Uber is testing a new feature in California that will let some drivers set their own fares. The new feature will allow drivers to set the fare up to five times higher than Uber’s designated fare, giving drivers more freedom to earn a livable income in the wake of California’s new law toward how gig work gets taxed.

While the greater income appears to help drivers, it may create a bid war where drivers have to actively lower prices in order to get rides. The new feature gives drivers with the lowest fares advantage, sending customers to them first before allowing the more expensive drivers to accept a ride.

For now, the new feature is being tested only in smaller cities like Palm Springs and Santa Barbara, and is limited to rides coming from airports. The company reportedly wants to see how users and drivers respond to the changes before it implements the feature in major areas like Los Angeles and San Francisco. But with changes to how gig workers can earn an income, Uber is having to implement new changes with little time to prepare.

Uber Fights Changes To The Gig Economy In California

The new laws regarding how gig workers can be paid has impacted companies like Uber and Lyft that rely on gig workers to run their companies.
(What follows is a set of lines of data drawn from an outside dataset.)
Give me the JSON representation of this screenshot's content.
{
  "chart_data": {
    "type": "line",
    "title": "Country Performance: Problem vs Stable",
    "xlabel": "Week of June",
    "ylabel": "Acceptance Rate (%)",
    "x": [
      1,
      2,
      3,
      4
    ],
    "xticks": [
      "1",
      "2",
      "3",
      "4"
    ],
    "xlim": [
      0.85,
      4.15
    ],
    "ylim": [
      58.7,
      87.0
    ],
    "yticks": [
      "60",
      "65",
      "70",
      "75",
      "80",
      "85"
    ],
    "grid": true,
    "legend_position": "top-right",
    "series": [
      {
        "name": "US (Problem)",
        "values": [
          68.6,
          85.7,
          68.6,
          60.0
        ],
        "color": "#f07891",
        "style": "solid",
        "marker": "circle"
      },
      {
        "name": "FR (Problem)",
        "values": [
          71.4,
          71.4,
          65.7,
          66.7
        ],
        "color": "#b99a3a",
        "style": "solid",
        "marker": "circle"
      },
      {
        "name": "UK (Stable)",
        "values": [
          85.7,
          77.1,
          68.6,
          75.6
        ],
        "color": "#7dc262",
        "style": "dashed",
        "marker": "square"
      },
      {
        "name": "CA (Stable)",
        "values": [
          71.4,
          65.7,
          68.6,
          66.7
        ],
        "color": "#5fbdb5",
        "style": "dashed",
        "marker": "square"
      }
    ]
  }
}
The bill, which is called Assembly Bill 5, puts greater limitations on how many projects gig workers can complete per year before their clients must pay them like employees.

The intention of the bill is to protect gig workers from working hours comparable to part or full-time work where they would otherwise qualify for benefits like healthcare and a 401K, but the reality is that it forces companies like Uber and Lyft to restructure their interfaces to accommodate, forcing gig workers to question what their futures look like within the company.

For freelance workers, the future is much less clear. In many cases, women who opt for freelance gigs in order to maintain a balance of work and raising kids now question whether or not the restructured system will allow them the freedom to work from home and for themselves in the same ways.

The bill, which states that gig workers can only work a certain amount of projects per year, limits how much income people can earn as gig workers or freelancers. In a place like California where technology and entertainment reign as major businesses, the changes could force millions of workers to rethink how they earn an income. That is, if the state is serious about enforcing the law.